Ühel kenal päeval, N, 11.08.2016 kell 12:56, kirjutas Ulrich Mueller:
> > > > > > On Thu, 11 Aug 2016, James Le Cuirot wrote:
> 
> > > Have you asked Debian why they are doing that?
> 
> > I did find out but had since forgotten. Here it is:
> > https://bugs.debian.org/cgi-bin/bugreport.cgi?bug=380725#10
> 
> So they are aware of the issue since 10 years, but chose not to fix
> it? Seriously, there's no good reason to dance to their tune then.

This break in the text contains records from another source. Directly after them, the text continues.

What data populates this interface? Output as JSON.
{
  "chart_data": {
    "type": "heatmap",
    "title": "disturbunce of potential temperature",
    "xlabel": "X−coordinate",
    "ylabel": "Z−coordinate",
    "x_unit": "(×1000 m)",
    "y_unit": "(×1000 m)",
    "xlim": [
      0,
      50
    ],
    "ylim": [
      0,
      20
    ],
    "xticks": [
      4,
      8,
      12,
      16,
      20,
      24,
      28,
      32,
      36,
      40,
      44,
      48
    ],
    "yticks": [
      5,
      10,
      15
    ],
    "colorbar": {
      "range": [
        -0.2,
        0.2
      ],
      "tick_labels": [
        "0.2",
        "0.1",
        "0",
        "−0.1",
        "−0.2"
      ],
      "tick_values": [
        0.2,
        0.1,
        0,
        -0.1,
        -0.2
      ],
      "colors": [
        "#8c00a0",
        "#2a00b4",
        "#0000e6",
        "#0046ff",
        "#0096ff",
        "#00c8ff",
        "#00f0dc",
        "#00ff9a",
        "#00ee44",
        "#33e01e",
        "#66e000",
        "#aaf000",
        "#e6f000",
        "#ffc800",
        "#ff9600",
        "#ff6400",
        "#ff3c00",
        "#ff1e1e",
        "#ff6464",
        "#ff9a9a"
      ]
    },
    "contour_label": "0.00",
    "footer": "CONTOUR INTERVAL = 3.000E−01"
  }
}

It's not to dance to Debians tune, it's to dance to Valve tunes, which
happens to create its runtimes from Ubuntu packages.
I strongly believe that it's important to have such a use case as Steam
work problem-free in Gentoo. It's currently too messy, with and without
using steam runtime.
In the former case (using steam runtime), there are incompatibilities
between libraries found in the steam runtime, and those that it doesn't
include and assumes the system provides (primarily mesa and deps); each
steam runtime version you get to hack around things by removing a small
selection of libraries from the steam runtime dir to get stuff working;
a 1-2 month old upgrade I haven't even managed to get to work yet on a
more up to date machine.
In the latter case (forcing to not use steam runtime), it's near
impossible right now to get a set of 32bit binaries to satisfy even
steam client itself without lots of trial and error, let alone some
32bit game.

> > I'm fine with putting it in libpcre-debian package as kentnl
> > suggested.
> 
> I still think that the libpcre.so.3 compatibility link shouldn't be
> installed in a generally visible location. Install it in a specific
> directory instead, and start your binary with a wrapper which will
> add that directory to LD_LIBRARY_PATH.

Isn't this a use case for ldscripts, e.g like gen_usr_ldscript
toolchain.eclass function does, except for pointing libpcre.so.3 to
libpcre.so.1 (so can't use that eclass function, but could just pre-
create one to $FILESDIR if it works)?
The important points should be:
1) No compilation/linking done on Gentoo should possibly end up with
putting libpcre.so.3 in its DT_NEEDED
2) libpcre.so should link to libpcre.so.1

If we can satisfy these, I don't see a reason to mess around with some
extra package.
Debian reasoning of having stuck with libpcre.so.3 historically is
sound as well, especially if upstream will never use that, given
libpcre2.so.x or however they soname pcre2-10+. Also, given PCRE2, and
given debians todays situation with this, I would also technically
choose not to change this, as things should migrate over to PCRE2.